A definition of discourse

In the postmodern vocabulary, [discourse] means the web of assumptions that collect around a cultural fact, with heavy emphasis on notions that have been unmasked as naïve and ridiculous by French theorists [such as] Michel Foucault, Jacques Derrida, and Jean Baudrillard...
That's from Joan Acocella's The Typing Life review of a dumb book which also answers
the hypothetical question “If you put a bunch of monkeys in front of typewriters, how long would it take them to compose the works of Shakespeare?” This question originated as part of the theory of probability, and it has been tested. According to Wershler-Henry, the world record for Shakespeare-reinvention belongs to the virtual monkeys supervised by Dan Oliver, of Scottsdale, Arizona. On August 4, 2004, after the group had worked for 42,162,500,000 billion billion monkey years, one of Oliver’s monkeys typed, “VALENTINE. Cease toIdor:eFLP0FRjWK78aXzVOwm)-‘;8.t . . .,” the first nineteen characters of which can be found in “The Two Gentlemen of Verona.” Runner-up teams have produced eighteen characters from “Timon of Athens,” seventeen from “Troilus and Cressida,” and sixteen from “Richard II.” Did these monkeys get federal funding?

Monday, April 2

The entitlement mentality

The rich are being taxed at ever-higher levels, while more workers at the bottom of the income ladder are paying no taxes at all. As for spending, resources flowing to those at the bottom far outstrip those flowing to those at the top.

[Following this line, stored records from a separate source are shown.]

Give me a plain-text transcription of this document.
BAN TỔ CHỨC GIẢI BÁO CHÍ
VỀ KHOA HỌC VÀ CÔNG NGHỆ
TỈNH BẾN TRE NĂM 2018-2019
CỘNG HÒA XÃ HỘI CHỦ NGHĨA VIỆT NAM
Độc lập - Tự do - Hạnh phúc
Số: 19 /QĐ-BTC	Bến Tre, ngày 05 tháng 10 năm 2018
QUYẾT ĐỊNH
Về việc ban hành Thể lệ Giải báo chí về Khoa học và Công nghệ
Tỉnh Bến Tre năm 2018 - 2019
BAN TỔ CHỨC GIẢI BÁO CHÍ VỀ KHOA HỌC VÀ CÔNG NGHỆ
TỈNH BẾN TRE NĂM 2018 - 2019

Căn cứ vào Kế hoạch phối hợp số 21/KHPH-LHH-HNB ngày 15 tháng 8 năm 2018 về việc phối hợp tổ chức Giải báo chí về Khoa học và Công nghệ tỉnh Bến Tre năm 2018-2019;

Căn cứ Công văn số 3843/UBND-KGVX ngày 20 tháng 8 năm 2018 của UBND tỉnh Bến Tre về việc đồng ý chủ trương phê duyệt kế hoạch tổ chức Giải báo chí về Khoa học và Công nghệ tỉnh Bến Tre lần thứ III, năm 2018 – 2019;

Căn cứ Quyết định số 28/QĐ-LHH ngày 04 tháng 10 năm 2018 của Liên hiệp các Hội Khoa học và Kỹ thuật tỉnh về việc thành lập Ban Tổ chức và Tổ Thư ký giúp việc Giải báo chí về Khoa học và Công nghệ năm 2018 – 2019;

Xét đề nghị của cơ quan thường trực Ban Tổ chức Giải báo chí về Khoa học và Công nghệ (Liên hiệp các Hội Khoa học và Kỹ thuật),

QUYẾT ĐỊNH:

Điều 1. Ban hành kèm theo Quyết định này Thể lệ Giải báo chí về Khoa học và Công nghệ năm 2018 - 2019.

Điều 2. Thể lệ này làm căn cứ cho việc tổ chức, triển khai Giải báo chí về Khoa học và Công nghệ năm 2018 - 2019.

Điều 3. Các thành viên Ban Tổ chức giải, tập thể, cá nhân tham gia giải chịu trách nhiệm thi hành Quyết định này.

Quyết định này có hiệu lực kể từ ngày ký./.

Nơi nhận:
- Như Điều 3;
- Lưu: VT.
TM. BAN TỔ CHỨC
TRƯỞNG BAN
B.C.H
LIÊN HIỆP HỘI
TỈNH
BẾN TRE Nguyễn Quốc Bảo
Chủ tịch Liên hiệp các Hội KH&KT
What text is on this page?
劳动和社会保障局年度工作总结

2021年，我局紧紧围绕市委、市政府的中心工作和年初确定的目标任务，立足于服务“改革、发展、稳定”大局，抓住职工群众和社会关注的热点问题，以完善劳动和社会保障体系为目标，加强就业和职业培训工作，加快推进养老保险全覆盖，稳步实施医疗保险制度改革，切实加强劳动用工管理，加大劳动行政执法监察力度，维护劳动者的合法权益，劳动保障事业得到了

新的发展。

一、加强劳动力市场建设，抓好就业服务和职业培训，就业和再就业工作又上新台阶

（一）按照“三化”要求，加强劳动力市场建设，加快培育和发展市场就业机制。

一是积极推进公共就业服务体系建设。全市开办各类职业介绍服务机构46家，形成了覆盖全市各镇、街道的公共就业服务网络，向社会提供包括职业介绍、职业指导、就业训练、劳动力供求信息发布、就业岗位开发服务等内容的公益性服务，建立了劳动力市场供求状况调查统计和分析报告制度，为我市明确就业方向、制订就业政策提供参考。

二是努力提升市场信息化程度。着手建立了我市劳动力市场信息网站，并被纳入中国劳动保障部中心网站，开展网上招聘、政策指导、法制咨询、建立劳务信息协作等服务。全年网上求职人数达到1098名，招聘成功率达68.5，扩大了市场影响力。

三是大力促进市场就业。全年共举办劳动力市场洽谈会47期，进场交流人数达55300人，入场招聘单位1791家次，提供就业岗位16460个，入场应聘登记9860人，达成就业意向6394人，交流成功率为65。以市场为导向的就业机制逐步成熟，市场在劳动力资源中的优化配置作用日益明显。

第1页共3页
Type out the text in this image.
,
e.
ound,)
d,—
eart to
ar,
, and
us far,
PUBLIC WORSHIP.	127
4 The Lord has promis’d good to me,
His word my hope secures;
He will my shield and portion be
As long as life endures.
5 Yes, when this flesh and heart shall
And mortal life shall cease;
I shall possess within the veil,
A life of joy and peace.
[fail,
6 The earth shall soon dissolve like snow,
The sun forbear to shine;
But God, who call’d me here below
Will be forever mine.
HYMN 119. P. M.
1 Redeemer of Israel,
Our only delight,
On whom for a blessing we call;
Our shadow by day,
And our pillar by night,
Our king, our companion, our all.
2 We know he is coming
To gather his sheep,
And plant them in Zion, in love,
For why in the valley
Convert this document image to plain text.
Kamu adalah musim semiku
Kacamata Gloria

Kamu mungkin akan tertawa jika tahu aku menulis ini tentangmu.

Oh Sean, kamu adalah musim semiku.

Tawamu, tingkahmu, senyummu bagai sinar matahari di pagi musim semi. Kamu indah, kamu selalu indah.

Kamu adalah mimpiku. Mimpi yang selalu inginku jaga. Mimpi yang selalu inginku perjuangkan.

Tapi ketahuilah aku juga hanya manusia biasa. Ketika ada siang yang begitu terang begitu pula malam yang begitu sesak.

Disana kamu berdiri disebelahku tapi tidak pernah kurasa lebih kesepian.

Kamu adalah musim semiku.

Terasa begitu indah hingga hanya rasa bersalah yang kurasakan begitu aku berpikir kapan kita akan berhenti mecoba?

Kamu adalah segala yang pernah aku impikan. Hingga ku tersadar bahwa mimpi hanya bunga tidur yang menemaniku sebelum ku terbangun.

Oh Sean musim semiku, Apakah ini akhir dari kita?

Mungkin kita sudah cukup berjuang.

Far from 'favoring the rich,' as many believe, our tax code is massively redistributionist, sending literally trillions of dollars into low-income homes and far less into wealthy homes. This may be good or bad, depending on your point of view, but the fact is it's happening. And those who argue that recent tax cuts 'benefit the rich' ignore the reality.

...

No one minds helping the truly needy. But as with welfare in the pre-1996 reform era, reliance on government can become a habit — imposing huge costs on our national economy.

Worse, a 'what's in it for me?' attitude seems increasingly the norm. Once a nation of stoic, self-reliant individualists, America now seems full of people who think other taxpayers owe them something. They see the 'system' as a giant cow to be milked — and damn the cow.

This is backed up by polling data. In a 1994 Pew poll, 57% agreed with the statement 'Government should care for those who can't care for themselves.' Today, it's 69%.

It's sad enough when a nation punishes its most productive citizens and rewards the least productive. But the real shame is that there are so many myths about taxes and poverty we can't even have an honest discussion about it.